State v. Rundle

500 N.W.2d 916 (Wisc. 1993)

Facts

Rundle (D) was convicted of being a party to intentional and reckless physical abuse of his 3.5- year-old daughter. On August 6, 1989, the daughter, K, was admitted to the hospital comatose and covered in bruises and scratches of various ages. K was diagnosed with shaken baby syndrome. She is blind, probably suffers from brain damage and physical injuries as a result of the abuse. D was charged with four counts of child abuse. Pamela, the mother of the child and D’s wife, was also charged and convicted. Her convictions were upheld by the appeals court.
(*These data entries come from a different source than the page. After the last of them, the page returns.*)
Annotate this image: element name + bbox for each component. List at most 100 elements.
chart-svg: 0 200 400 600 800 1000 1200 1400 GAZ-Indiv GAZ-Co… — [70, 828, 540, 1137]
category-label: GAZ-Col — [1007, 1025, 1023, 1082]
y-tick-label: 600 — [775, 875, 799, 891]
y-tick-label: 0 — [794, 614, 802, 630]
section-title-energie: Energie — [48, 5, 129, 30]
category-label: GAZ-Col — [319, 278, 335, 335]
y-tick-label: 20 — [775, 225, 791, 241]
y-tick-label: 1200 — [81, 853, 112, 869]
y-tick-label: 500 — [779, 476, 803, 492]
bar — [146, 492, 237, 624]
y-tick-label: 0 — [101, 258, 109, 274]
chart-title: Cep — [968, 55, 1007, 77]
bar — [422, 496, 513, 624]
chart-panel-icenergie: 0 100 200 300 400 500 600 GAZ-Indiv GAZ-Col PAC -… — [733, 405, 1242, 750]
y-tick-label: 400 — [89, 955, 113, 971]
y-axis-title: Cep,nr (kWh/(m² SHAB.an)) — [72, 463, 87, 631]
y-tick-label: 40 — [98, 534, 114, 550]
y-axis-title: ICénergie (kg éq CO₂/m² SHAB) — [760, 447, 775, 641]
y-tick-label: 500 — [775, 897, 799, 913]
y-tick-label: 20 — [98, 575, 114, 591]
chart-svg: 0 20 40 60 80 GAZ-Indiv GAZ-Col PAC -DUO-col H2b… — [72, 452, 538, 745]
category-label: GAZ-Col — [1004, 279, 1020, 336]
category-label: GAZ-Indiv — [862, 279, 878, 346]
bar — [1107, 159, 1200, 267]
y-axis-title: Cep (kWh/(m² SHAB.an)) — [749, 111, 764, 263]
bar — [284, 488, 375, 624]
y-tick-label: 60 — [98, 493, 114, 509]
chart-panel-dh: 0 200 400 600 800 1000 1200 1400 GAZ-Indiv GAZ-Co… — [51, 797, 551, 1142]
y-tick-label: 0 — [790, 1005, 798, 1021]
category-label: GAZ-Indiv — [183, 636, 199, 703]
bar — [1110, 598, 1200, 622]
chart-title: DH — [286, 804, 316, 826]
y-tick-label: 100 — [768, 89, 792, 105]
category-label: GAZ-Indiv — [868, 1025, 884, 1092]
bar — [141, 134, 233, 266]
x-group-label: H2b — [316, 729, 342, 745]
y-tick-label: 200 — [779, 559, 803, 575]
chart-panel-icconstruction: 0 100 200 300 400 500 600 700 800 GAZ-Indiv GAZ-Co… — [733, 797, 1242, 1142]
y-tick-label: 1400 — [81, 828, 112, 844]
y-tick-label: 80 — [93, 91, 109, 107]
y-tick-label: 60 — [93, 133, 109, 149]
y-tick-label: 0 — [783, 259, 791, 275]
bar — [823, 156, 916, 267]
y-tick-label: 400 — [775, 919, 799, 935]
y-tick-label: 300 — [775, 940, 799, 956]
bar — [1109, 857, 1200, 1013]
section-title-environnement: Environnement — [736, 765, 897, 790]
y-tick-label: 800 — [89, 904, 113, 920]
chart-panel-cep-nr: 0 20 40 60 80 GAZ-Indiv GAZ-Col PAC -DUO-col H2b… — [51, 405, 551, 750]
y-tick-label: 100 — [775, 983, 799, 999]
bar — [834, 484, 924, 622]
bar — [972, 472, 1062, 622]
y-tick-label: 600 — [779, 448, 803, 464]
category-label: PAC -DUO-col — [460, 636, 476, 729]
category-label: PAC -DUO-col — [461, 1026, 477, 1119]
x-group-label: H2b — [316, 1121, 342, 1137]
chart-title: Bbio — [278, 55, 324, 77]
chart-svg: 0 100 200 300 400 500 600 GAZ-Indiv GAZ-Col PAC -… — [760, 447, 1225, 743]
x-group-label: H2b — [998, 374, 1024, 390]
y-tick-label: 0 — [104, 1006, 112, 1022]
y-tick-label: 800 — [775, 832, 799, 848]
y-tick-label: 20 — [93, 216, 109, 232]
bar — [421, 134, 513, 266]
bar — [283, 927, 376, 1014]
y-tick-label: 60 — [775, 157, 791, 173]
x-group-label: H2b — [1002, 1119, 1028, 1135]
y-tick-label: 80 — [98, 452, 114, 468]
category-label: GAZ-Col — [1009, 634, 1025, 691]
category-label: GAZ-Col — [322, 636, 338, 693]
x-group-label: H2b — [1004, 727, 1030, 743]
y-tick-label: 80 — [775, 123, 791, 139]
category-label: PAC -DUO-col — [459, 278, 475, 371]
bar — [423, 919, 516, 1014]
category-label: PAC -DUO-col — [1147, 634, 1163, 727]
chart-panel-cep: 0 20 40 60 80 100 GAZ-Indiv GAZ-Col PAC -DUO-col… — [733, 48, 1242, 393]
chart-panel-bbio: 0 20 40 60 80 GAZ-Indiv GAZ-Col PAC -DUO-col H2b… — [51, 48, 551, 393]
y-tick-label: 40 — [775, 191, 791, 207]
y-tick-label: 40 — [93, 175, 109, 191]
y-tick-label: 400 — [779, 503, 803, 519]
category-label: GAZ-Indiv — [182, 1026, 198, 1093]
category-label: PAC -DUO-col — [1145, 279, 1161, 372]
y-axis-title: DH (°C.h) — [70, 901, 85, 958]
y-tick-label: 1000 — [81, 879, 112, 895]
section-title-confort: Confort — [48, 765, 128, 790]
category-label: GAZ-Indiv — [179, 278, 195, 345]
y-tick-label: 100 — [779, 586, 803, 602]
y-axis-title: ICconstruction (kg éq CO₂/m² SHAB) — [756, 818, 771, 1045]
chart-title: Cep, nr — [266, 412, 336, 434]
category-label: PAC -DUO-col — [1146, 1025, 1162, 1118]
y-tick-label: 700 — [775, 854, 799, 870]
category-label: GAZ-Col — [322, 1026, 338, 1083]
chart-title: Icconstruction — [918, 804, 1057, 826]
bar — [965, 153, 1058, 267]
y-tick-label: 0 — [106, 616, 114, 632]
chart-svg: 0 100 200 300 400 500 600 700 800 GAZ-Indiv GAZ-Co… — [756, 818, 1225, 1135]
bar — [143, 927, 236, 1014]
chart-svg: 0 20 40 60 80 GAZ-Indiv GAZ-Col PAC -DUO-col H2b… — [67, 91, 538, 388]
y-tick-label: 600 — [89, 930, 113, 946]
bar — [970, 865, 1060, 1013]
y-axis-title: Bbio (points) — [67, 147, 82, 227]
D was acquitted of two of the charges and was convicted of one count of intentionally causing a child bodily harm and one count of recklessly causing a child great bodily harm as a party to the crimes. The first incident of abuse occurred when Pamela picked up the child and threw her several feet into the hallway of their home. D was hearing impaired and not present, but he came rushing in after feeling vibrations from the fall. The second incident occurred in public when K had been misbehaving in the car. Pamela stopped the car, slapped her face, kicked her in the knee, and dragged her by the arm so hard that K might have been hurt. D and Pamela were tried together. The State contended that D aided and abetted the abusive behavior and said that D was guilty because he did nothing to protect his child against Pamela’s abuse. The evidence at trial adduced the constant and horrific abuse K endured at the hands of Pamela. Family and friends had seen Pamela shake, slap and throw the child for practically no reason at all. The same witnesses testified that D did not act to prevent the abuse, others had even talked to D, and he admitted he should do something about it. The most D ever did was to just ask Pamela to stop, or he stood by and remained silent. The court of appeals held the evidence was insufficient to convict of aiding and abetting but that it was sufficient to find guilt under a different statute that was not charged. The state appealed.